Музыкальный магазин меня поразил. Столько странно выглядящих предметов непонятной формы и разных звуков. Но почему-то я почувствовал себя комфортно. Нас встретили братья МакНил, Дэнни и Джон, совершенно друг на друга не похожие. Дэнни низкий и лысый, а Джон – высокий и здоровый, на голове – воронье гнездо. Искрометный и прямолинейный Дэнни взял контроль над ситуацией и повел нас в отдел медных духовых инструментов. Там он, как мне показалось, встал за прилавком на колени, словно читая короткую молитву, а затем приветливым жестом показал мне предмет, который в следующие двенадцать лет станет моим ближайшим соратником – трубу Olds Ambassador. Красивая, блестящая, медно-серебристая труба лежала на бордовой бархатной подкладке. Готов поспорить, что даже у старины Гарри Джеймса не было ничего подобного.

Затем нас отвели в подвал, напоминавший больницу, и – бах! – снова меня пронзила нервная дрожь. Но волноваться не стоило, поскольку это оказались репетиционные комнаты, где продолжилось мое знакомство с музыкальным сообществом.

Нас с папой представили эрудированному с виду человеку с приветливой улыбкой. Звали его Сэм Синьорелли, и он стал моим первым учителем. Он серьезно относился к своей работе и переживал, что, возможно, труба – не мой инструмент. Он осмотрел рот, зубы, амбушюр (положение губ), и я уже ждал, что сейчас он попросит опустить штаны, отвернуться и покашлять.

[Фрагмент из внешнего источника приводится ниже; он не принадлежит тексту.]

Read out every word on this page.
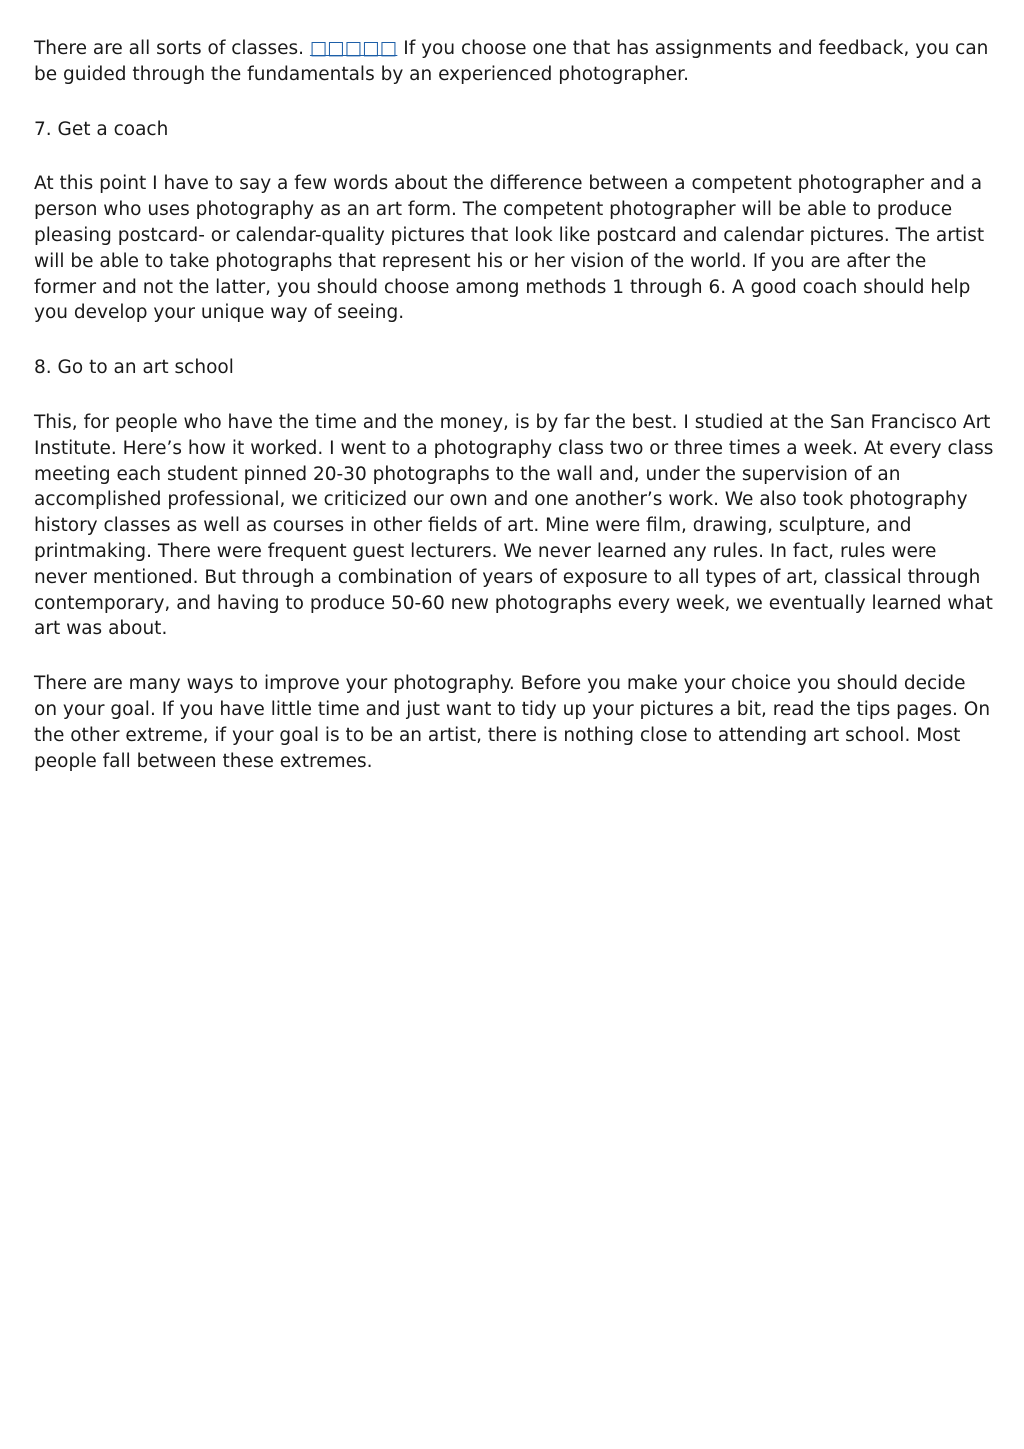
There are all sorts of classes. □□□□□ If you choose one that has assignments and feedback, you can be guided through the fundamentals by an experienced photographer.

7. Get a coach

At this point I have to say a few words about the difference between a competent photographer and a person who uses photography as an art form. The competent photographer will be able to produce pleasing postcard- or calendar-quality pictures that look like postcard and calendar pictures. The artist will be able to take photographs that represent his or her vision of the world. If you are after the former and not the latter, you should choose among methods 1 through 6. A good coach should help you develop your unique way of seeing.

8. Go to an art school

This, for people who have the time and the money, is by far the best. I studied at the San Francisco Art Institute. Here’s how it worked. I went to a photography class two or three times a week. At every class meeting each student pinned 20-30 photographs to the wall and, under the supervision of an accomplished professional, we criticized our own and one another’s work. We also took photography history classes as well as courses in other fields of art. Mine were film, drawing, sculpture, and printmaking. There were frequent guest lecturers. We never learned any rules. In fact, rules were never mentioned. But through a combination of years of exposure to all types of art, classical through contemporary, and having to produce 50-60 new photographs every week, we eventually learned what art was about.

There are many ways to improve your photography. Before you make your choice you should decide on your goal. If you have little time and just want to tidy up your pictures a bit, read the tips pages. On the other extreme, if your goal is to be an artist, there is nothing close to attending art school. Most people fall between these extremes.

По-видимому, проверку я прошел, потому что мистер Синьорелли вручил мне трубу и показал, как ее держать. Затем проинструктировал, как сжать губы и выдохнуть, сначала без трубы, после чего настал момент истины. Я дунул в эту штуковину, и через все вентили трубы медленно прошел поразительный звук, наполнив комнату. Отец светился от счастья и улыбался лучезарной улыбкой; мистер Синьорелли от удивления открыл рот. И я поставил точку в самой короткой карьере бейсболиста.

Я быстро прибавлял, и на меня стали обращать пристальное внимание.

– И откуда в нем столько сил?

– Он же совсем маленький.

– Каким образом? Труба больше, чем он сам!

Я смирился с этими комментариями, пока долгие годы играл на трубе.

Отец верил, что практика – путь к совершенству. И вообще, я думаю, он запатентовал эту фразу. Я придерживался этого правила и, под пристальным наблюдением папы, стал каждый день практиковаться на трубе по четыре часа. Четыре часа. Каждый день. И никогда не отлынивал, даже по воскресеньям. Папа ясно дал понять, что это не выходной день.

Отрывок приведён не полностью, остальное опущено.